Gelatin - a product widely known. Many housewives are using it in cooking. Everyone is familiar with products such as marmalade, jelly and jelly, mushroom and all kinds of meats.
Certainly, the use of gelatin brings to our body considerable. Even in traditional medicine it is used to treat certain diseases. But because of the high caloric content of gelatin, nutritionists do not recommend too carried away by eating products based on it.
Gelatin - a mixture of proteins of animal origin. Get it from the bones, cartilage, tendons, that is, of foods rich in collagen, by prolonged boiling. The most common source of gelatin is cattle and fish. Gelatin, typically has a light yellow color, and the smell and taste it lacks.
From the Latin word "gelatin" is translated as "frozen." This name is easy to explain all the known properties of the product.
Most often, the sale can be seen this product in the form of small crystals or platelets.
As part of the gelatin is dominated by a large number of proteins (about 85%) and collagen. It is in these substances and are the main beneficial properties of gelatin.

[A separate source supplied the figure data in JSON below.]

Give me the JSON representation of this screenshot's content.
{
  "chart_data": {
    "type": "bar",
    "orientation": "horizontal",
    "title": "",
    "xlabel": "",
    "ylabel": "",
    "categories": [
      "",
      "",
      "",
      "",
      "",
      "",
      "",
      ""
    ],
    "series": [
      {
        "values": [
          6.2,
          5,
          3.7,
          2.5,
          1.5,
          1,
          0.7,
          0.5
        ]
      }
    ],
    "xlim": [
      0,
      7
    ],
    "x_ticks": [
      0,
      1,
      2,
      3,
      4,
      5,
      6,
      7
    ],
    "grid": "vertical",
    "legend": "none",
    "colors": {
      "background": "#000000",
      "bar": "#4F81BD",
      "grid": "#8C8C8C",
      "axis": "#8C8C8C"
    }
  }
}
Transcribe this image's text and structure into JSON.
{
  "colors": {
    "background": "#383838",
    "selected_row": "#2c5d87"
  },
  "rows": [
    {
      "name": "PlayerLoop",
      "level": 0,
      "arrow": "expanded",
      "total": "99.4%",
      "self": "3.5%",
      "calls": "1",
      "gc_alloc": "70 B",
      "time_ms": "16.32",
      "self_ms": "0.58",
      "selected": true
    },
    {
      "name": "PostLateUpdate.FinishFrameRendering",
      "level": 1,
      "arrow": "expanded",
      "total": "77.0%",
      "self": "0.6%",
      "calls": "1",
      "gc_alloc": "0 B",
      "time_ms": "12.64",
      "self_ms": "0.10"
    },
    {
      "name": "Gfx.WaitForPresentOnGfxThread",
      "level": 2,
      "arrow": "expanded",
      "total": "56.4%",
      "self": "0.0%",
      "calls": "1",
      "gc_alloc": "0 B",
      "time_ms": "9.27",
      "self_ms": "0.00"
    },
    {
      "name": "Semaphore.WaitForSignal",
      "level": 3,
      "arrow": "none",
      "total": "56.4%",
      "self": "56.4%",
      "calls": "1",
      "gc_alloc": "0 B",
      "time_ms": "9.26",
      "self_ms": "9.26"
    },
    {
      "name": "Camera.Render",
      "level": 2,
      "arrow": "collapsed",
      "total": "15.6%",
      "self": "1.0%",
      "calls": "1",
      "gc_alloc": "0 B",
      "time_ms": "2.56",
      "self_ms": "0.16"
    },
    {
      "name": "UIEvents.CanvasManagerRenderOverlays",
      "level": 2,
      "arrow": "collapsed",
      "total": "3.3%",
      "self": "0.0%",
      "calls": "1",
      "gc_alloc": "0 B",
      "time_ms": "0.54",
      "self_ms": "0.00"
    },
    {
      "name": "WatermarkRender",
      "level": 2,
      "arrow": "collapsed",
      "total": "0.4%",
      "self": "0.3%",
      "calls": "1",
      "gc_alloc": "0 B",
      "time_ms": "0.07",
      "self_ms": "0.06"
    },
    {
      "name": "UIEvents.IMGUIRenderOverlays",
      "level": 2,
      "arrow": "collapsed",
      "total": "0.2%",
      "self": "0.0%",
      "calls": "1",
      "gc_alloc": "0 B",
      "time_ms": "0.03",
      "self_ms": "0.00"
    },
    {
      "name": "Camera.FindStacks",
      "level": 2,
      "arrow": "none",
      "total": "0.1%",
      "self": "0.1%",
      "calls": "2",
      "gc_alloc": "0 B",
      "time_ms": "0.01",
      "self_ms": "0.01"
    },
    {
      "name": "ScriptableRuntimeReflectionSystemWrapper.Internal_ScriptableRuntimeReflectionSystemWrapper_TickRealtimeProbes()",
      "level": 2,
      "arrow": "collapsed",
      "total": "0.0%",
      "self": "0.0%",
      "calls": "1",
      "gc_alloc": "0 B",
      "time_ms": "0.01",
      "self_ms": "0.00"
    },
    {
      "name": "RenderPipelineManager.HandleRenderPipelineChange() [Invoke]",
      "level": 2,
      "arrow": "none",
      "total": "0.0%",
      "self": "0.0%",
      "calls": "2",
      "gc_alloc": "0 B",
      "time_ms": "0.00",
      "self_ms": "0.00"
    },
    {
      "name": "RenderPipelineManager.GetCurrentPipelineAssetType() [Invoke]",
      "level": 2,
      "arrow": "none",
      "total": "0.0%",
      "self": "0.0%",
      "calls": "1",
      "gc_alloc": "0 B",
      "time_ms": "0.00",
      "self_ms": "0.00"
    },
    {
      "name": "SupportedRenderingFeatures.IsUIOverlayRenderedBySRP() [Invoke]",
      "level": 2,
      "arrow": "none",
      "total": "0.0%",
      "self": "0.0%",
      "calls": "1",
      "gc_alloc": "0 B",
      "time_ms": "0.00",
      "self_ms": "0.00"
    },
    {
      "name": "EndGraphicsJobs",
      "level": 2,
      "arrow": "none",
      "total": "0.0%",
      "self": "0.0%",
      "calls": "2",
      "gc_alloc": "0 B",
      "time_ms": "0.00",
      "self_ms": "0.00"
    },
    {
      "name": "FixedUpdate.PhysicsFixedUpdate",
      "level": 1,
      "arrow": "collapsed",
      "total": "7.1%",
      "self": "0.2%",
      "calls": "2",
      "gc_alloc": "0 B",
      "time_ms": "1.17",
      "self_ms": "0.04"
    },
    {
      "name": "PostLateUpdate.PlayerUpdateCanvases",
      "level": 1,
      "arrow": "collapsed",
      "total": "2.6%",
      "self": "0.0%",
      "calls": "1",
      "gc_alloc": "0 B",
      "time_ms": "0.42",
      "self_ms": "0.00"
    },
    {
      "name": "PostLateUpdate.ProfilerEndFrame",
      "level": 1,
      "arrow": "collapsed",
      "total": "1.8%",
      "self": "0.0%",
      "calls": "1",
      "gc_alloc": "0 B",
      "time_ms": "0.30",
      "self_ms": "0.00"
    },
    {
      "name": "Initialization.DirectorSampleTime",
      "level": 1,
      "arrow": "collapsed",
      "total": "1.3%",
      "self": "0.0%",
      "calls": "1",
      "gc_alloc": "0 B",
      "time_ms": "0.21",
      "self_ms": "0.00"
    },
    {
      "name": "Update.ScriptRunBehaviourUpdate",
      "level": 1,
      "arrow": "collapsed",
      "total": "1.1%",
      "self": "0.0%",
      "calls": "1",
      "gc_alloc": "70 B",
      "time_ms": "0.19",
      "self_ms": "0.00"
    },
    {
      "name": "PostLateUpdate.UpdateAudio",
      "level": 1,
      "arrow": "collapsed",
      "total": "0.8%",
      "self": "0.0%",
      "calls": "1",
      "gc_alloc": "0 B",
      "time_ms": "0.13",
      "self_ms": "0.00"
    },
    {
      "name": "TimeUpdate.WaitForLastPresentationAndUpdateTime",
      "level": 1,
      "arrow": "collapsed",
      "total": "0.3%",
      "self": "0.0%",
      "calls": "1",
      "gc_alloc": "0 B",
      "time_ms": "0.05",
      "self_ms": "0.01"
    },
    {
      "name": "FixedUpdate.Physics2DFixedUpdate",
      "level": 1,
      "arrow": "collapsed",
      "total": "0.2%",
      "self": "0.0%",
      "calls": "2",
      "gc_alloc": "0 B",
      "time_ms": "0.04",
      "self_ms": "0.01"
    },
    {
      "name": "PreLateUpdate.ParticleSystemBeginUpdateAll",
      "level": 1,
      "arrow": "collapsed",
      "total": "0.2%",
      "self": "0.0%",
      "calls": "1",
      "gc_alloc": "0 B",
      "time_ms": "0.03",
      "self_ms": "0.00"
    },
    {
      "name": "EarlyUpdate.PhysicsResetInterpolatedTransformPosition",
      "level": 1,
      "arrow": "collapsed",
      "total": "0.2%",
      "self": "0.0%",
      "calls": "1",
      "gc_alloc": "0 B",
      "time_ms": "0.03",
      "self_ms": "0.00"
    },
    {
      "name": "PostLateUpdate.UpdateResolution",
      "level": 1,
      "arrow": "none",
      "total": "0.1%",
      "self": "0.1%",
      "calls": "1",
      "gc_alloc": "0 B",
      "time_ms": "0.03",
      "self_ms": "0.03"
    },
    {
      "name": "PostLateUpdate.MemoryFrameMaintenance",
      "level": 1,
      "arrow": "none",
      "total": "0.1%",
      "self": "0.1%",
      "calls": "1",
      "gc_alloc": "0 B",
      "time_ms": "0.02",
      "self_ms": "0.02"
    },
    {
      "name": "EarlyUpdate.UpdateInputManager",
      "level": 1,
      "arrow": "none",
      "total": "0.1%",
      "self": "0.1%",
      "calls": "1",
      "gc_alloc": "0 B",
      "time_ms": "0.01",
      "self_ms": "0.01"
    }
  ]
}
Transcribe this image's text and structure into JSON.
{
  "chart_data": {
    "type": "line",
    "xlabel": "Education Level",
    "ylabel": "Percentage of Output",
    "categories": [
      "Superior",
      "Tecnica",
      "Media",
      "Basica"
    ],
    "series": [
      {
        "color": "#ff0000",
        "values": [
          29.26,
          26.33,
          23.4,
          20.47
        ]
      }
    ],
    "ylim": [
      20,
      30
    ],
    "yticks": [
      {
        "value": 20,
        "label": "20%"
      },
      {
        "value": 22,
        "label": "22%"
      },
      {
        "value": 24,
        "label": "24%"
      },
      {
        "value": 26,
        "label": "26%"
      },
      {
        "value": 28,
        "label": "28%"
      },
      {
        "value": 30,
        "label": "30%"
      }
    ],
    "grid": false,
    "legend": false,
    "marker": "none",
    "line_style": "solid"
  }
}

Patented gelatin engineer Peter Cooper in 1845. However, several decades following the invention is an engineer was not popular. People just could not figure out what exactly is the use of gelatin and how do you want to use this product. But soon other scientists, Pearl Waite, was invented jelly. Just at this moment gelatin, finally acquired a well-deserved popularity and has become widely used in cooking.
At the moment of preparing a wide variety of delicious dishes. To prepare something based on gelatin, it is necessary first to swell in cold water, and dissolved in lukewarm liquid.
I found the application of this product in the pharmacy. It is added in the manufacture of candles and capsules. Also it is used in the manufacture of paper and film, it is often added in the manufacture of cosmetic products: shampoos, conditioners and masks.
The composition and caloric content of gelatin
The main component of the product is collagen. Besides it is present in the composition of many gelatin, proteins, water, amino acids, fats, vitamin PP, ash, carbohydrates, macro- and trace elements such as magnesium, potassium, sodium, iron and phosphorus.
As part of the gelatin has two important amino acids: proline and hydroxyproline, which are the most positive impact on cartilage and connective tissue, promote the development, conservation and restoration.
Calorie Gelatin 100 g of product 355 kcal, and nutritional value:
- Protein - 87, 2 g;
- Carbohydrates - 0, 7 g;
- Fat - 0, 4 g
The use of gelatin
Gelatin is well absorbed by the body without causing increased secretion of digestive glands, so it is often included in the diet.
It is useful to use the bone trauma, such as the formation of cracks and fractures, as it contributes to their rapid splicing and quickly restores the joints after tissue injury. Regularly eat gelatin recommended for elderly people suffering from diseases of the musculoskeletal system, such as low back pain and arthritis.
It has been observed beneficial properties of gelatin for hair and nails, so it is often used as a component for masks and baths.
If internal bleeding recommend taking jelly and desserts, which include gelatin, as it contributes to blood clotting.
Amino acids that are part of it, give gelatin properties, strengthens the heart muscle, promote mental activity and strengthens the immune system.
May cause gelatin and harm. With caution should be used for people who have heart disease and people who are prone to oksaluricheskomu diathesis. This is due to the fact that gelatin is oksalogenom.
Any other specific contraindications gelatin has. In very rare cases, it can cause an allergic reaction.